The candlelight, long tables and gowned students in the Matriculation dinner reminded me of a scene from Harry Potter at Hogwarts. This experience would never be reflected in any ranking of an EMBA programme, but it was truly one of the best events of my life.
It was 9pm when the Matriculation dinner ended, and 12 hours since I had first met my tutor at the beginning of the Matriculation Day. I thought the day was coming to an end, but, once again, I was wrong. We were invited by the Master to have an after-dinner tea with in a beautiful exclusive room.

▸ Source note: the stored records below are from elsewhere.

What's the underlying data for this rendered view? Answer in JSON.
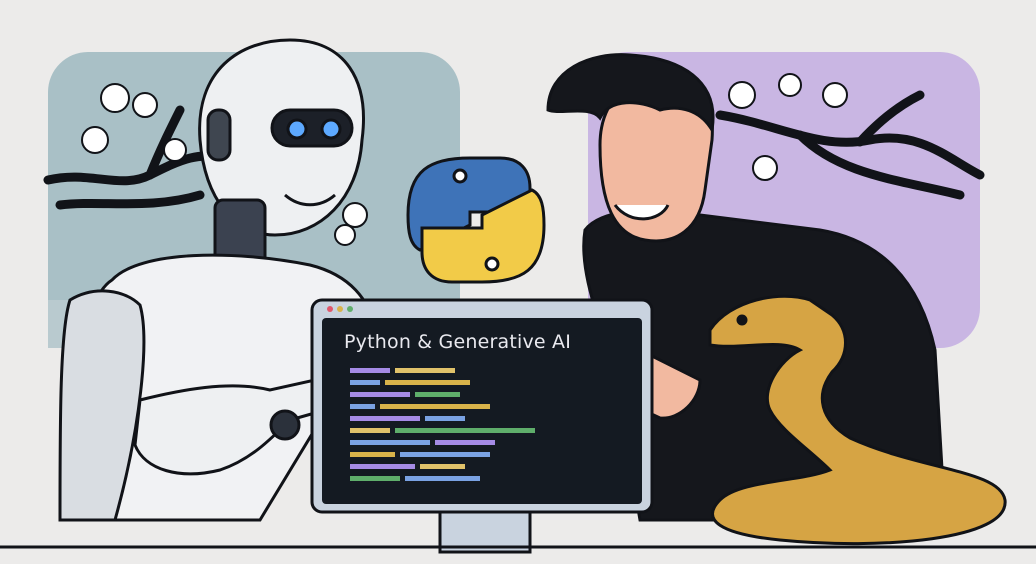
{
  "illustration": {
    "monitor_title": "Python & Generative AI",
    "colors": {
      "background": "#ecebea",
      "left_panel": "#a9c0c6",
      "right_panel": "#c9b6e3",
      "python_blue": "#3e73b8",
      "python_yellow": "#f2cb48",
      "screen": "#141a22",
      "snake": "#d6a444",
      "shirt": "#15171c",
      "skin": "#f2b9a0"
    },
    "icons": [
      "python-logo-icon",
      "pen-icon"
    ]
  }
}
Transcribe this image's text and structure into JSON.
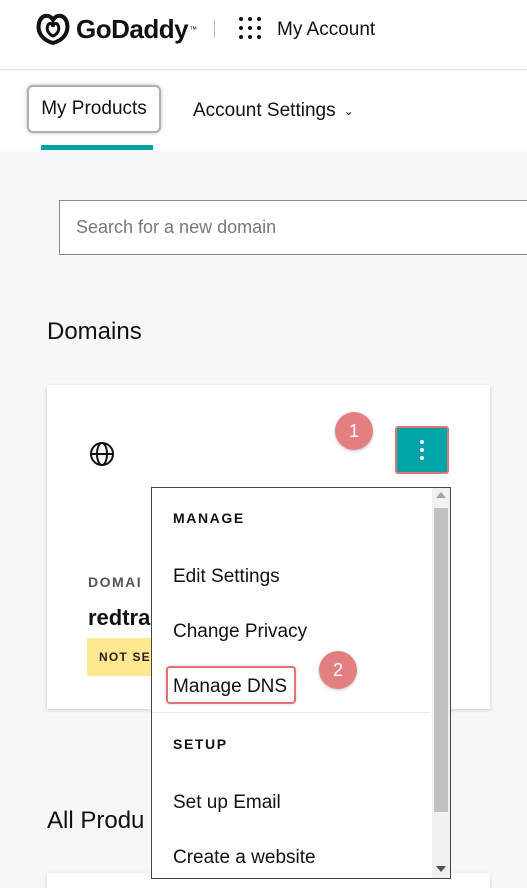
{
  "header": {
    "brand": "GoDaddy",
    "trademark": "™",
    "account_label": "My Account"
  },
  "nav": {
    "tabs": [
      {
        "label": "My Products",
        "active": true
      },
      {
        "label": "Account Settings",
        "has_dropdown": true
      }
    ]
  },
  "search": {
    "placeholder": "Search for a new domain"
  },
  "domains": {
    "heading": "Domains",
    "card": {
      "label": "DOMAI",
      "domain": "redtra",
      "badge": "NOT SE"
    }
  },
  "all_products": {
    "heading": "All Produ"
  },
  "menu": {
    "sections": [
      {
        "title": "MANAGE",
        "items": [
          "Edit Settings",
          "Change Privacy",
          "Manage DNS"
        ]
      },
      {
        "title": "SETUP",
        "items": [
          "Set up Email",
          "Create a website"
        ]
      }
    ]
  },
  "steps": [
    "1",
    "2"
  ],
  "colors": {
    "accent": "#00a4a6",
    "highlight": "#e07373",
    "badge": "#ffe88f"
  }
}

It was a great honour and privilege for me to have tea at the same table as Master Dame Fiona Reynolds, the first female master of Emmanuel and Dame Commander of the Order of the British Empire. She is also the Non-Executive Director of the BBC and was Director of the Women’s Unit in the Cabinet Office. Sitting alongside the Master were two visiting professors of Anthropology from the University of Chicago. They came to Cambridge for a conference and were invited to join us. Suddenly, everyone’s attention focused on stories of these professors’ recent field trip and research in Egypt. They were also interested in the Chinese government’s latest intentions to preserve historical buildings, especially in Beijing and Xi’an. It was unbelievable that I was learning about Anthropology from two learned professors at the end of my Matriculation Day as a Cambridge EMBA student.
When I came back to my room, it was almost midnight. What a wonderful FULL Matriculation Day I had had!

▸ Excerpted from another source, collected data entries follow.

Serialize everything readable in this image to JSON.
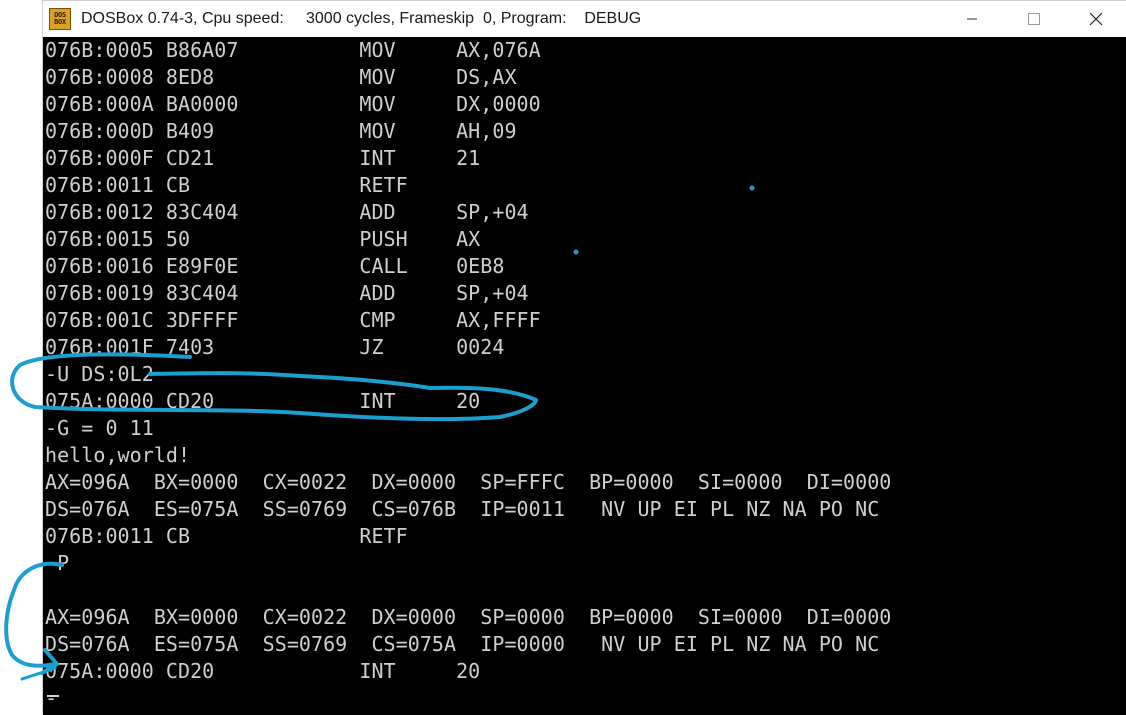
{
  "window": {
    "icon_text_top": "DOS",
    "icon_text_bottom": "BOX",
    "title": "DOSBox 0.74-3, Cpu speed:     3000 cycles, Frameskip  0, Program:    DEBUG"
  },
  "controls": {
    "minimize": "minimize",
    "maximize": "maximize",
    "close": "close"
  },
  "terminal": {
    "lines": [
      "076B:0005 B86A07          MOV     AX,076A",
      "076B:0008 8ED8            MOV     DS,AX",
      "076B:000A BA0000          MOV     DX,0000",
      "076B:000D B409            MOV     AH,09",
      "076B:000F CD21            INT     21",
      "076B:0011 CB              RETF",
      "076B:0012 83C404          ADD     SP,+04",
      "076B:0015 50              PUSH    AX",
      "076B:0016 E89F0E          CALL    0EB8",
      "076B:0019 83C404          ADD     SP,+04",
      "076B:001C 3DFFFF          CMP     AX,FFFF",
      "076B:001F 7403            JZ      0024",
      "-U DS:0L2",
      "075A:0000 CD20            INT     20",
      "-G = 0 11",
      "hello,world!",
      "AX=096A  BX=0000  CX=0022  DX=0000  SP=FFFC  BP=0000  SI=0000  DI=0000",
      "DS=076A  ES=075A  SS=0769  CS=076B  IP=0011   NV UP EI PL NZ NA PO NC",
      "076B:0011 CB              RETF",
      "-P",
      "",
      "AX=096A  BX=0000  CX=0022  DX=0000  SP=0000  BP=0000  SI=0000  DI=0000",
      "DS=076A  ES=075A  SS=0769  CS=075A  IP=0000   NV UP EI PL NZ NA PO NC",
      "075A:0000 CD20            INT     20",
      "-"
    ]
  },
  "colors": {
    "terminal_bg": "#000000",
    "terminal_fg": "#cfcfcf",
    "annotation": "#1a9fcf"
  }
}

Prior to becoming an EMBA student at Cambridge, I remember how I had kept asking myself again and again, “why Cambridge?”, and “why an Executive MBA?” Business is not just finance, accounting or marketing; it is about people and ideas. The magic of being a Cambridge EMBA student is that people not only belong to Cambridge Judge Business School, but also become deeply immersed in one of 31 Colleges of the University of Cambridge. The integration and cooperation between Cambridge Judge Business School and the University’s colleges have raised so many successful start-ups and future leaders, in both the business world and the public sector.

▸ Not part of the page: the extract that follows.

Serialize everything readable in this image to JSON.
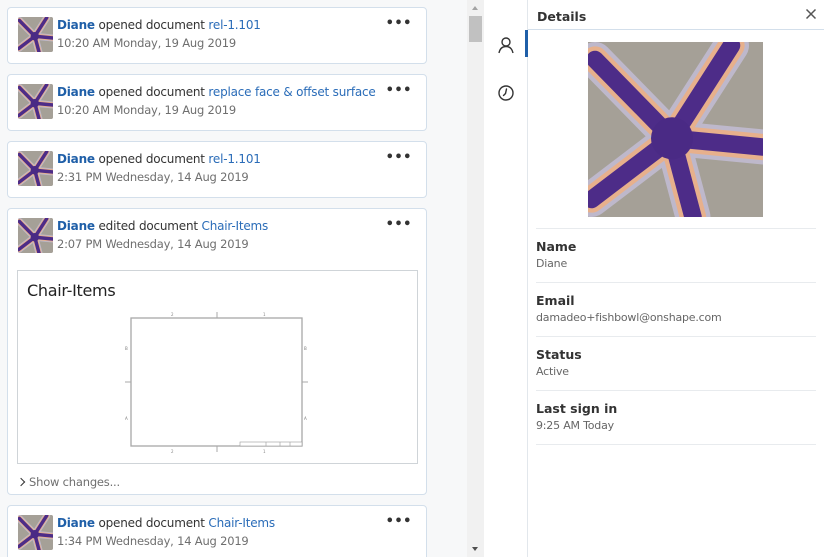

This could be the last Matriculation Day in my academic life, but it is just the start of my journey at Cambridge. Each time I struggle with a group project, a paper, exams or real-life challenges, I remind myself of some of the scenes during my Cambridge Matriculation Day, which gives me great power and spirit to keep going forward. It was a LONG Matriculation Day that overshadowed any other 15-minute welcoming speech that I was used to, but, when it comes to creating the most memorable events, life often needs a sense of ceremony, doesn’t it?